CHAPEL HILL – With court appearances continuing for those arrested in the Moral Monday protests, lawyers for the arrestees argue that their clients had a right to be protesting under our constitution.

Civil rights attorney and member of the North Carolina NAACP’s leadership council, Al McSurely, says he’s represented two groups of three arrested protesters so far in their first court appearances and has made that same constitutional argument before the judges.

“Both times, the judges were very open to that argument and lifted the restrictions on my clients’ ability to go back and see Senator Kinnaird or Representative Insko,” McSurely says.

McSurely is referring to a restriction placed on those arrested at the Moral Mondays protests that barred them from returning to the state capital, which he previously said was “patently unconstitutional.”

“Some of us believe strongly that both the federal and state constitution only have any meaning when they are tested,” McSurely says.

More than 900 protesters were arrested at the state capital, charged with crimes varying from trespassing, failure to disperse, and holding a sign inside the capital building.

With that high level of defendants, with around 700 being arrested in just the past weeks, McSurely says court proceedings could easily stretch into December and January.

“I don’t have any estimate, and I don’t think the D.A.’s office has any estimate of when all of the first appearances will be over,” McSurely says.

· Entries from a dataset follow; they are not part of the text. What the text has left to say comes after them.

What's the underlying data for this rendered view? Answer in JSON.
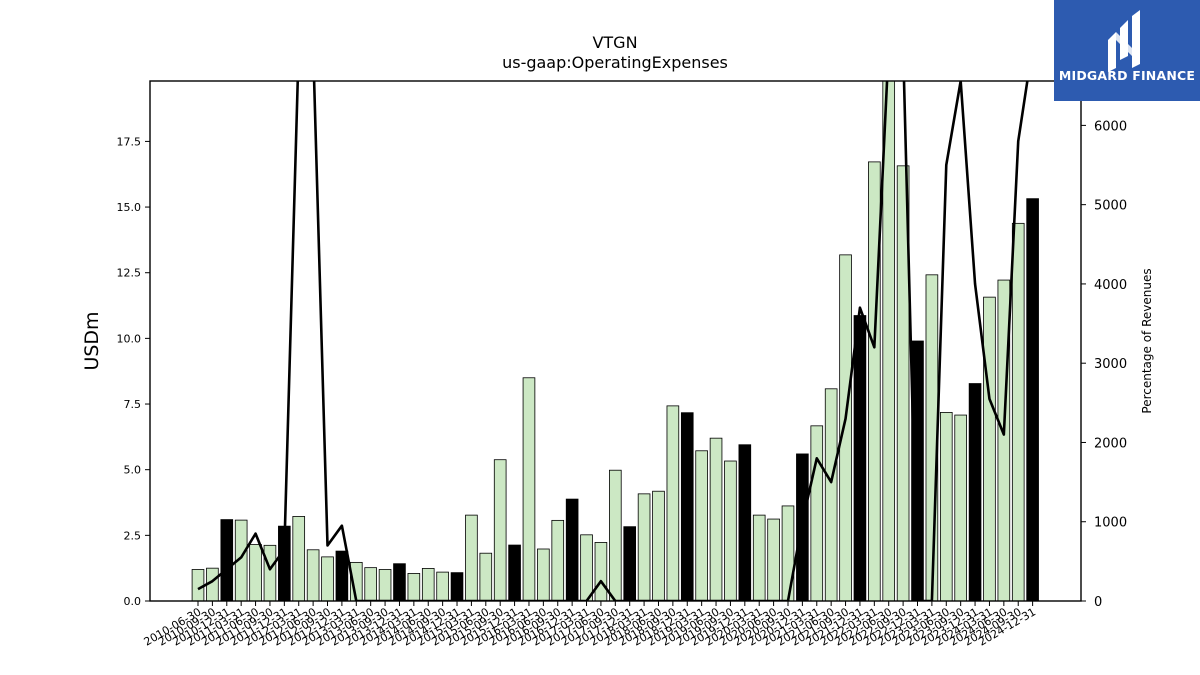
{
  "logo": {
    "text": "MIDGARD FINANCE",
    "background": "#2d5bb0"
  },
  "chart_data": {
    "type": "bar",
    "title": "VTGN",
    "subtitle": "us-gaap:OperatingExpenses",
    "ylabel": "USDm",
    "y2label": "Percentage of Revenues",
    "ylim": [
      0,
      19.8
    ],
    "y2lim": [
      0,
      6560
    ],
    "yticks": [
      "0.0",
      "2.5",
      "5.0",
      "7.5",
      "10.0",
      "12.5",
      "15.0",
      "17.5"
    ],
    "y2ticks": [
      "0",
      "1000",
      "2000",
      "3000",
      "4000",
      "5000",
      "6000"
    ],
    "bar_color_quarter": "#cce8c4",
    "bar_color_annual": "#000000",
    "line_color": "#000000",
    "categories": [
      "2010-06-30",
      "2010-09-30",
      "2010-12-31",
      "2011-03-31",
      "2011-06-30",
      "2011-09-30",
      "2011-12-31",
      "2012-03-31",
      "2012-06-30",
      "2012-09-30",
      "2012-12-31",
      "2013-03-31",
      "2013-06-30",
      "2013-09-30",
      "2013-12-31",
      "2014-03-31",
      "2014-06-30",
      "2014-09-30",
      "2014-12-31",
      "2015-03-31",
      "2015-06-30",
      "2015-09-30",
      "2015-12-31",
      "2016-03-31",
      "2016-06-30",
      "2016-09-30",
      "2016-12-31",
      "2017-03-31",
      "2017-06-30",
      "2017-09-30",
      "2017-12-31",
      "2018-03-31",
      "2018-06-30",
      "2018-09-30",
      "2018-12-31",
      "2019-03-31",
      "2019-06-30",
      "2019-09-30",
      "2019-12-31",
      "2020-03-31",
      "2020-06-30",
      "2020-09-30",
      "2020-12-31",
      "2021-03-31",
      "2021-06-30",
      "2021-09-30",
      "2021-12-31",
      "2022-03-31",
      "2022-06-30",
      "2022-09-30",
      "2022-12-31",
      "2023-03-31",
      "2023-06-30",
      "2023-09-30",
      "2023-12-31",
      "2024-03-31",
      "2024-06-30",
      "2024-09-30",
      "2024-12-31"
    ],
    "values": [
      1.2,
      1.25,
      3.1,
      3.08,
      2.15,
      2.12,
      2.85,
      3.22,
      1.95,
      1.68,
      1.9,
      1.47,
      1.27,
      1.2,
      1.42,
      1.05,
      1.24,
      1.1,
      1.08,
      3.27,
      1.82,
      5.38,
      2.13,
      8.5,
      1.98,
      3.07,
      3.88,
      2.52,
      2.23,
      4.98,
      2.83,
      4.08,
      4.18,
      7.43,
      7.17,
      5.72,
      6.2,
      5.33,
      5.95,
      3.27,
      3.12,
      3.62,
      5.6,
      6.67,
      8.08,
      13.18,
      10.87,
      16.72,
      19.8,
      16.57,
      9.9,
      12.42,
      7.18,
      7.08,
      8.28,
      11.57,
      12.22,
      14.38,
      15.32
    ],
    "annual": [
      false,
      false,
      true,
      false,
      false,
      false,
      true,
      false,
      false,
      false,
      true,
      false,
      false,
      false,
      true,
      false,
      false,
      false,
      true,
      false,
      false,
      false,
      true,
      false,
      false,
      false,
      true,
      false,
      false,
      false,
      true,
      false,
      false,
      false,
      true,
      false,
      false,
      false,
      true,
      false,
      false,
      false,
      true,
      false,
      false,
      false,
      true,
      false,
      false,
      false,
      true,
      false,
      false,
      false,
      true,
      false,
      false,
      false,
      true
    ],
    "pct_of_revenues": [
      150,
      250,
      400,
      550,
      850,
      400,
      650,
      7000,
      7000,
      700,
      950,
      0,
      0,
      0,
      0,
      0,
      0,
      0,
      0,
      0,
      0,
      0,
      0,
      0,
      0,
      0,
      0,
      0,
      250,
      0,
      0,
      0,
      0,
      0,
      0,
      0,
      0,
      0,
      0,
      0,
      0,
      0,
      1000,
      1800,
      1500,
      2300,
      3700,
      3200,
      7000,
      7000,
      0,
      0,
      5500,
      6560,
      4000,
      2550,
      2100,
      5800,
      7000
    ]
  }
}
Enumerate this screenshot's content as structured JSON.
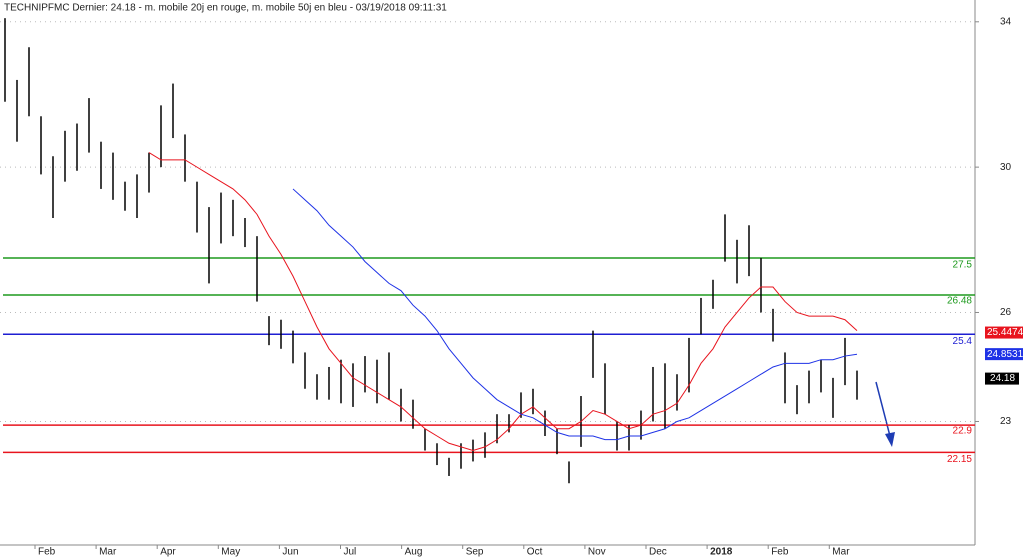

Moral Monday protesters will no longer be meeting at the state capital, with some protesters and McSurely himself going to a gathering in Asheville this past Monday.

Reverend William Barber, president of the North Carolina NAACP and one of the main speakers at many of the Moral Monday rallies, will be giving a speech related to the Moral Monday movement in Washington, D.C. on the anniversary of the March on Washington speech, August 28.

Some residents of Chicago are also starting their own protests and are calling the action Moral Monday as well.